La fusion des minimas sociaux n’est pas une surprise ni une nouveauté. Elle est un mantra des gouvernements de droite et sociaux-libéraux depuis presque 30 ans. Elle a très partiellement été mise en place pour certaines allocations, mais le dispositif global est encore en cours d’élaboration. Il semble que le gouvernement Lecornu veuille imposer sa marque sur le sujet. Sans doute un calcul politicien en vue des présidentielles de 2027 qui couperait sous le pied du RN l’herbe d’une de ses mesures programmatiques phares, et favoriserait l’union des droites, du centre et des sociaux-libéraux pour l’élection.

Le socle idéologique est constant depuis le début. La logique sous-jacente reste la même à chaque annonce. La fusion des minima sociaux conduirait immanquablement à une économie budgétaire globale, qui est un des objectifs principaux. Les minimas sociaux représentent 33,3 Md€ en 2024, soit 1,1% du PIB. L’objectif est de limiter cette part en hausse modeste mais régulière. Les éléments à disposition montrent que, selon le modèle, jusqu’à 4 millions de bénéficiaires actuels pourraient voir leurs revenus réduis et être mis en difficulté par la mesure portée par Lecornu.
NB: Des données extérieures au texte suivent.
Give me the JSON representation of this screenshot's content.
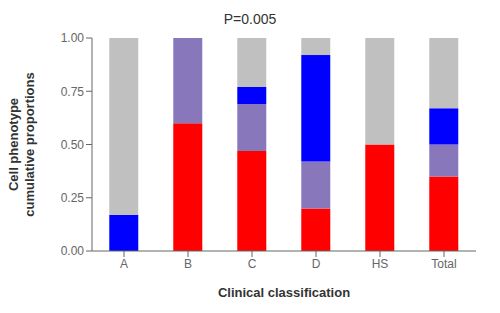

L’argument convoqué reste le même lui aussi. C’est un argument moral, formulé différemment aujourd’hui tant la précarité est devenue généralisée dans la population : « faire en sorte que le travail paye plus que l’inactivité ». L’idée fondamentalement libérale de la mesure pose que les allocataires sont des précaires volontaires qui préfèrent l’oisiveté au travail, et que toute allocation est une aide à l’oisiveté. Cet argument est aussi celui adressé aux chômeurs (les chômeurs indemnisés correctement ne souhaitent pas retrouver du travail – le faire ne serait pas rationnel selon les libéraux). Indemniser peu les non-employés serait l’aiguillon qui les pousserait à revenir dans l’emploi. Outre son caractère purement dogmatique et étroit (seulement la moitié des bénéficiaires potentiels du RSA le demande, le reste ne le fait pas et pas uniquement par ignorance mais aussi par honte ; par ailleurs le travail ne se résume pas à la tâche et à sa rémunération, c’est aussi un identifiant et un marqueur fondamental de notre sociabilité), l’argument efface ce qui fait le fond de l’allocation : un droit individuel et collectif lié à une situation sociale (l’allocation est un dû de la société face à la réalité d’un de ses membres), en le remplaçant par l’esprit du contrat propre à la théorie libérale (l’allocation est donnée si et seulement si elle n’impacte pas les comptes sociaux ni la morale salariale).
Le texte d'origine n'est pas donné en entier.